BC and TP sowing methods were the two most popular methods, which occupied about 48% and 33% of the total cultivated area of monsoon rice production in Myanmar. In the study area, the BC method was a more widespread practice for farmers 79% than the TP method. The technical efficiency and environmental efficiency for N fertilizer were significantly higher in the TP method compared to the BC method. This study confirmed that the TP method was a sowing method that was more technically and environmentally friendly than the BC method. As a technically and environmentally efficient sowing method, the adoption of the TP method should be promoted by highlighting its positive impacts. As the TP method is labor-intensive and Myanmar has a labor scarcity problem, the transplanting machine should be encouraged as a labor substitution technology for the TP method. Moreover, due to the limitations of the study, future research should consider expanding the geographic scope of the study to encompass a more representative sample of rice cultivation areas in Myanmar. This would enhance the generalizability of the findings and provide a more comprehensive understanding of rice production practices across the country.
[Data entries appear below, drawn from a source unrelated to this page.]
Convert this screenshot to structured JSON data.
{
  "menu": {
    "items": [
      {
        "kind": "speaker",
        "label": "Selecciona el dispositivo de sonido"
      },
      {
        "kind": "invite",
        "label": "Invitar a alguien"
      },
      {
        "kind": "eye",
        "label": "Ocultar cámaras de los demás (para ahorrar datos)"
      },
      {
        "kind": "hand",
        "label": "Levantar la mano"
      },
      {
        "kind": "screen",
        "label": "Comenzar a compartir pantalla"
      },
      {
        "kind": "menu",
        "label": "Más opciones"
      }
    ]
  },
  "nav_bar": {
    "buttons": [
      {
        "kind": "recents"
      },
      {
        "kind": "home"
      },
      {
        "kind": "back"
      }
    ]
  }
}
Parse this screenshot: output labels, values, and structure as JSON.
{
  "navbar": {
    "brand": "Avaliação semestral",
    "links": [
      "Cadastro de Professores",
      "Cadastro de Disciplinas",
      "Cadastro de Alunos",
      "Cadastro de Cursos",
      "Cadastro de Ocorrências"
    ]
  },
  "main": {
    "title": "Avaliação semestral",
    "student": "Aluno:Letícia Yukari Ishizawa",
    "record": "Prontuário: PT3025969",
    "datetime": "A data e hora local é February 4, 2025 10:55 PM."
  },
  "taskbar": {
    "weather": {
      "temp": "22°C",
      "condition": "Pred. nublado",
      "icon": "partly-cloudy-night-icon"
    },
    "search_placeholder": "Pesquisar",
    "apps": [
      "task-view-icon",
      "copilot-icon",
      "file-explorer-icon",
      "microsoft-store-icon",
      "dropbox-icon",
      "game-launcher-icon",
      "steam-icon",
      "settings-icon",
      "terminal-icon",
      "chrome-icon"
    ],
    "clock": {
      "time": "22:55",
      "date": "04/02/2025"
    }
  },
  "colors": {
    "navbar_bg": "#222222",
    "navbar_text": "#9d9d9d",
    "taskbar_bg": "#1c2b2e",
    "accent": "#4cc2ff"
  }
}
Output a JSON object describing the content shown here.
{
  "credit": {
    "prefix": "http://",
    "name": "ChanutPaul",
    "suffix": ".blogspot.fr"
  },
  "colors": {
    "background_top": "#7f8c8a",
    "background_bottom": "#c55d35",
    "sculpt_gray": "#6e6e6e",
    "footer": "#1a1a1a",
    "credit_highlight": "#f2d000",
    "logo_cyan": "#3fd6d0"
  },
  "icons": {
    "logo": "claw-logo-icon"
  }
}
Additionally, this study accounted for only two sowing methods (TP and BC), and therefore, the other plant establishment methods should be tested for technical and environmental efficiency.
LIST OF ABBREVIATIONS
N | = Nitrogen |
TE | = Technical Efficiency |
EE | = Environmental Efficiency |
BC | = Broadcasting |
TP | = Transplanting |
FAO | = Food and Agriculture Organization |
FAOSTAT | = The Food and Agriculture Organization Corporate Statistical Database |
GHG | = Greenhouse Gas |
SFA | = Stochastic Frontier Analysis |
DEA | = Data Envelopment Analysis |
LR | = Likelihood Ratio |
DATA AVAILABILITY STATEMENT
The data presented in this study are available on request from the corresponding author [M.M]. The data are not publicly available due to confidentiality requirements for the thesis.
FUNDING
This research was funded by the Southeast Asian Regional Center for Graduate Study and Research in Agriculture (SEARCA), Philippines.
CONFLICT OF INTEREST
The authors agree that this research was conducted in the absence of any self-benefit, commercial, or financial conflicts and declare the absence of conflicting interests with the funders.
ACKNOWLEDGEMENTS
This study is one part of the Ph.D. thesis in the Philosophy Program in Agricultural and Resource Economics, Graduate School, Kasetsart University. We would like to give the deepest gratitude to Southeast Asian Regional Center for Graduate Study and Research in Agriculture (SEARCA) providing all expenditures of this research. The authors would like to thank the rice farmers from the study area for their participation in data collection, and the government officials from Departments of Agriculture in Nay Pyi Taw Union Territory. Special thanks also go to Yezin Agricultural University, Department of Agricultural Research, Ministry of Agriculture, Livestock and Irrigation, and Ministry of Environmental Conservation and Forestry for their kind operation about data collection of this study. The enumerators are highly acknowledged for their help.